WeChat a must for western brands in China

WeChat a must for western brands in China

Messaging app WeChat is something of a phenomenon. With around 600 million users, it is the largest standalone messaging app, and is currently ranked the fifth most popular mobile app in the world by Global Web Index, behind only Google Maps, G+, YouTube, and Facebook.

The strength of its reach and influence is such that brands looking to get a foothold in China seriously have to consider it within their mobile strategy for China, sometimes even leading with WeChat before they embark on their own applications, which have to be downloaded from an app store.

Native apps still play a role, but the decision to build one in China has to include a discussion around WeChat.

Some advantages of using WeChat versus a Native app are:

Using an Established, Trusted Medium for the Initial Brand Message

WeChat has an active, already enthusiastic audience – they are familiar with the structure, are happy to start a dialogue with other users (whether brands or individuals), and have an inherent trust of the content because they see it every day.

Provided brands take steps to ensure they become part of the fabric of WeChat (working within their parameters and protocols), they will have the opportunity to access a wide range of potential customers and rapidly build their profile.

And with the recent announcement of WeChat sponsored ads, reaching an audience might be easier.

Working With Built-In Promotional and Transactional Functions

There are a number of ways to promote products and services on WeChat, from mini apps to seeding with key opinion leaders (KOL), offering a natural, comfortable user experience.

WeChat is keen to leverage brand interest as an efficient way to monetize the app, and has developed its own commercial “Shop” feature, which allows verified brand accounts to set up and manage their own stores.

Offering product upload and display, order and customer complaint management, as well as an integrated WeChat payment facility, it comes at a cost of around $5,000 – a relatively small price to pay for what it brings in the way of exposure and brand equity.

For larger brands wanting to establish a transactional presence without the need to develop costly individual platforms, WeChat allows businesses to build functionality for transferring funds, making bookings, managing accounts, and so on into their WeChat app – very useful for financial service providers, retailers, and travel companies.

China Southern is a brand which demonstrates this very well, investing in functions to book and pay for flights, check airmile allowances, and book seating.

A Unique Presence in a Vibrant Territory

While Twitter and Facebook are attempting to get in on the in-app selling act with “buy” buttons, sponsored news, and a variety of other commercial activities, WeChat is currently unlike any messaging or social platform in the West when it comes to commercial features.

Thanks in part to an audience with a huge appetite to buy online (according to PwC, 53 percent of Chinese consumers shop online at least once a week, with a transactional value set to hit around $400 billion next year) and a sophisticated range of easily accessible features, it is unique in its ability to offer seamless sales within a well-established ecosystem.

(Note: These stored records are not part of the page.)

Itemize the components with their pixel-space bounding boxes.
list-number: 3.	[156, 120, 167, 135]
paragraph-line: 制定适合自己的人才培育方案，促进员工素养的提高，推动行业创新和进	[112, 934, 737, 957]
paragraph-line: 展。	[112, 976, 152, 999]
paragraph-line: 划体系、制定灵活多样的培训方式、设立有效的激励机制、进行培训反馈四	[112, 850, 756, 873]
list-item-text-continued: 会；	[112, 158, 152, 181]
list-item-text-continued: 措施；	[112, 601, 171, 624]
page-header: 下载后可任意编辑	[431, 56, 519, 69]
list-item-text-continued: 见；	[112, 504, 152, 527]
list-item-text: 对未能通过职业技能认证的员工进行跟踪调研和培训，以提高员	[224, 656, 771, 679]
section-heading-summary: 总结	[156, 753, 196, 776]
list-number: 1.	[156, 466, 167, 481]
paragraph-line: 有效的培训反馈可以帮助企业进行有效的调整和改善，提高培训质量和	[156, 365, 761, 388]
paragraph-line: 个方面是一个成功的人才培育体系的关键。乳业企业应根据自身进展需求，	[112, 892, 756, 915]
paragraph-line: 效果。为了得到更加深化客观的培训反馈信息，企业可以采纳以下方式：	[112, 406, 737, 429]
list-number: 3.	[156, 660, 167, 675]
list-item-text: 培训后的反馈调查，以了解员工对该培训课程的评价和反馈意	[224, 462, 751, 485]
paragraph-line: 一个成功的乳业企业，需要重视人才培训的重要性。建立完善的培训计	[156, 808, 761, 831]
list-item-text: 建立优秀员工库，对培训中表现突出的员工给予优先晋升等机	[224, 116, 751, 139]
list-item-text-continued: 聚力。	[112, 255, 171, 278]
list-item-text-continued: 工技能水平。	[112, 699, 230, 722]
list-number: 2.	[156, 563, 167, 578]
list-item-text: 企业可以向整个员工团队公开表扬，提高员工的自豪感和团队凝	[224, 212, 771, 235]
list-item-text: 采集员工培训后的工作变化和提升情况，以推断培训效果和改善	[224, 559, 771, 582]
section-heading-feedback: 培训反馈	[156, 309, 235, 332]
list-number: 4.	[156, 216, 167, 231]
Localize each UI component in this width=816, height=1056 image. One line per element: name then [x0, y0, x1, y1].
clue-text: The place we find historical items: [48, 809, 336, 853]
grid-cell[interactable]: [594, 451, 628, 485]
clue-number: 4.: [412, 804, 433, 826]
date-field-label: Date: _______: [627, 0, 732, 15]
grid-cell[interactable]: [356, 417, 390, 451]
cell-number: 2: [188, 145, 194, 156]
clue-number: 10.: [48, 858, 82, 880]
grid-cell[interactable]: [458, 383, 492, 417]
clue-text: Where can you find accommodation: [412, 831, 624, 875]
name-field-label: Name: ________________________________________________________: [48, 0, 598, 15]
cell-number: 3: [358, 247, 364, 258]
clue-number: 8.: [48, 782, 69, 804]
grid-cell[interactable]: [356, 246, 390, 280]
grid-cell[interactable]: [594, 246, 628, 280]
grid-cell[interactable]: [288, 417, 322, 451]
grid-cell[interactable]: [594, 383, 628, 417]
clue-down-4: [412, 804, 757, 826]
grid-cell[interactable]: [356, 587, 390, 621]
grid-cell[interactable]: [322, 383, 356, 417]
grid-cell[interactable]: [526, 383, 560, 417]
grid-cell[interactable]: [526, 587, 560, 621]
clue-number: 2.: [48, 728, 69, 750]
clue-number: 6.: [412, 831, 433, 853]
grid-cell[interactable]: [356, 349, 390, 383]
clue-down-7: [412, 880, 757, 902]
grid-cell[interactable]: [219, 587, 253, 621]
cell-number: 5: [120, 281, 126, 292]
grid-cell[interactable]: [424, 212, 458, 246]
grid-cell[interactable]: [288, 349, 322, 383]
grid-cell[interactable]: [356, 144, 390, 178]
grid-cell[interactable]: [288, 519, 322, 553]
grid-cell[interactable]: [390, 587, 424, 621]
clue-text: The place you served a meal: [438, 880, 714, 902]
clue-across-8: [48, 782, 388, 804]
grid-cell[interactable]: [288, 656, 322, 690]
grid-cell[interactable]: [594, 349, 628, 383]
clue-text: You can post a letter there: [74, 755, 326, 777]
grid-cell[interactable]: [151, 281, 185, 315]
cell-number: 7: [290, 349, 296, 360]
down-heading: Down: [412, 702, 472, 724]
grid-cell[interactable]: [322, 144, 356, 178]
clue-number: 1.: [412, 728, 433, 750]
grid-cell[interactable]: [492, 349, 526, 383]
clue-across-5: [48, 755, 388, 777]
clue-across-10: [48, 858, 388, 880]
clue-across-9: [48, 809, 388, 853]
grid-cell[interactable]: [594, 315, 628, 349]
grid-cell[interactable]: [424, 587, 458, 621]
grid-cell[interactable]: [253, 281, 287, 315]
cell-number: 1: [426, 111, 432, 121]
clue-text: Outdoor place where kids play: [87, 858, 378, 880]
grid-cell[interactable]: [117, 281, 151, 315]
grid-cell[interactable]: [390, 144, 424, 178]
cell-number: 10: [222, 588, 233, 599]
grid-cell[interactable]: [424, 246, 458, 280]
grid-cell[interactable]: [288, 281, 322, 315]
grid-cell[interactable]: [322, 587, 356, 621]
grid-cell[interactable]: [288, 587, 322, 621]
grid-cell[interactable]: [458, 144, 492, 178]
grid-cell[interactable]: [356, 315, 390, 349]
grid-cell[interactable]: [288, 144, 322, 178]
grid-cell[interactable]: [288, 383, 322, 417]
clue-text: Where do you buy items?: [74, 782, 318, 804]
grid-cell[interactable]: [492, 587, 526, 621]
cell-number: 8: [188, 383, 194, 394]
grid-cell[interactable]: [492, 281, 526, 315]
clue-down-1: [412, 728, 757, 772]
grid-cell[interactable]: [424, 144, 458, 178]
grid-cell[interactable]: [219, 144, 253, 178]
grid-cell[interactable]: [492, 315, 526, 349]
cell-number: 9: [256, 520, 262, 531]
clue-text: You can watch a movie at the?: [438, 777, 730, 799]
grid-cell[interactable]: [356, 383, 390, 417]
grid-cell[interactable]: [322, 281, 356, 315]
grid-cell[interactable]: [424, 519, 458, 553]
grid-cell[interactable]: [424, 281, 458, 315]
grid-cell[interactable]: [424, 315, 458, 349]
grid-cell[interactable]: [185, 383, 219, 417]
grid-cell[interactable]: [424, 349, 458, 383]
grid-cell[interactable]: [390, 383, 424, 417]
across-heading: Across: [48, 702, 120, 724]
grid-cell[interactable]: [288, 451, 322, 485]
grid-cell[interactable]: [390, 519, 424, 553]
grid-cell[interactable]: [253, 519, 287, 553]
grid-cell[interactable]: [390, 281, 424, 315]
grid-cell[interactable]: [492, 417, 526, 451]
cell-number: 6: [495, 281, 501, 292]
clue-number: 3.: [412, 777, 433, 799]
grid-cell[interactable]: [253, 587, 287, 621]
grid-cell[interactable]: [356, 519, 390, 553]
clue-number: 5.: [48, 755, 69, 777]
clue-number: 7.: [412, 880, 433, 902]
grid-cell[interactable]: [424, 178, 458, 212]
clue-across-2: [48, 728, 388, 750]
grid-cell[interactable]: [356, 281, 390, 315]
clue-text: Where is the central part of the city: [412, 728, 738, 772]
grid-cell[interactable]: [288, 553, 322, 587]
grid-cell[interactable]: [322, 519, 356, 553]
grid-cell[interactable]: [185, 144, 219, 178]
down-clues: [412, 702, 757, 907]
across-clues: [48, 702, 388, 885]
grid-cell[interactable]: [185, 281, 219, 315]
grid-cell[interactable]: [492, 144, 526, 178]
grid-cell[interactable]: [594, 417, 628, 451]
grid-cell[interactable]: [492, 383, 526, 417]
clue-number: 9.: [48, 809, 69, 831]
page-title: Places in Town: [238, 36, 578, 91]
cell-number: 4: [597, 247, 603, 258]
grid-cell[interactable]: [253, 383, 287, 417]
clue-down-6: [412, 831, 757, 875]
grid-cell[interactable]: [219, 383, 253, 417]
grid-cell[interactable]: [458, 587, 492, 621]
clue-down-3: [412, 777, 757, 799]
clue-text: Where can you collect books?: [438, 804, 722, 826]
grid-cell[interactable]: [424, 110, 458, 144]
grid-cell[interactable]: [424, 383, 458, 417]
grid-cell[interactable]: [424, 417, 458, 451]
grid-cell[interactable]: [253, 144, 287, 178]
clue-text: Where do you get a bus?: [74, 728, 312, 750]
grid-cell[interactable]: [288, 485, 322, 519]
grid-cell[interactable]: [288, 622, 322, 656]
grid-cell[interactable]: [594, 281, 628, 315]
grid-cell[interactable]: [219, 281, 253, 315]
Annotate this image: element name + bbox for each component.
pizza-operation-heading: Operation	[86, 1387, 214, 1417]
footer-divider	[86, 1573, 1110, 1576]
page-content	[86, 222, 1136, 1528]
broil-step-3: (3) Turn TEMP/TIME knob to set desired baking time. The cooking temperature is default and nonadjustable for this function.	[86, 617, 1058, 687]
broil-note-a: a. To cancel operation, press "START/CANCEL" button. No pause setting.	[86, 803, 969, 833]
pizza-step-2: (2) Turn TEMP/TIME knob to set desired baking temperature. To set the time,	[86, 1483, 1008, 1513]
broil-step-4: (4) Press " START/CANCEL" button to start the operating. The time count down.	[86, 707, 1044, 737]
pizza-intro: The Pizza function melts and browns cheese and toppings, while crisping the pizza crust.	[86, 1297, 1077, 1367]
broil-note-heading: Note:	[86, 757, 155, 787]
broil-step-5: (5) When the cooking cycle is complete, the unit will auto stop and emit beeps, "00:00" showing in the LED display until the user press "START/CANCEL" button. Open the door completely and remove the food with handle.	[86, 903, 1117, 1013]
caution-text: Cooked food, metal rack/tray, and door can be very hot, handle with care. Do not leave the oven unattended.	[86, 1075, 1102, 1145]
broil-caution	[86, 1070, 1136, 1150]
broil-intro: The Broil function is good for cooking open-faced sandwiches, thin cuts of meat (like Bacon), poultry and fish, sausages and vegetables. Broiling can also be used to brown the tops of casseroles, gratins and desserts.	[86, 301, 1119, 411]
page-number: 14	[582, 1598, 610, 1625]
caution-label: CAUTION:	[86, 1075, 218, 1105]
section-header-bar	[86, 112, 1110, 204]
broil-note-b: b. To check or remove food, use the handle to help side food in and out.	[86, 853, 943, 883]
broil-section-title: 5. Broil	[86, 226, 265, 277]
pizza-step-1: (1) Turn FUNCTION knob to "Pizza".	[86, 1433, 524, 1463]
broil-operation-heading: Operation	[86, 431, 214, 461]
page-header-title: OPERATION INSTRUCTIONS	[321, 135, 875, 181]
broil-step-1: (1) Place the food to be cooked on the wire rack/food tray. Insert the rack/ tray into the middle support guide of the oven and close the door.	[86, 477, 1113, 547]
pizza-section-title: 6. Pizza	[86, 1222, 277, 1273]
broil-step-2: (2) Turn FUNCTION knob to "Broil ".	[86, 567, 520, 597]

There’s no doubt that WeChat is currently the “darling” of the app world, and it is stimulating debate both in Asia and the rest of the world about the value of building native apps when you are able to create a digital product that has a captive audience to seed, too.

The overriding view, from what we are seeing is around control and ownership. WeChat is an incredibly powerful tool for brands, and it should play a role in a brand’s Chinese market strategy, but for bigger brands, who have scale, their own native app is 100 percent in their control. They can design it and update it as and when they want, and they can introduce any features they want.

For WeChat, there is a lot of flexibility, but for any custom build, you will require WeChat review and approval, hence you lose some control over time to market. The best mobile strategy would see a brand leverage WeChat, mobile Web, and native apps. However, for those who cannot afford a multi-mobile channel strategy, the decision on priorities should be closely evaluated.

Elisa Harca is the regional director of Red Ant Asia.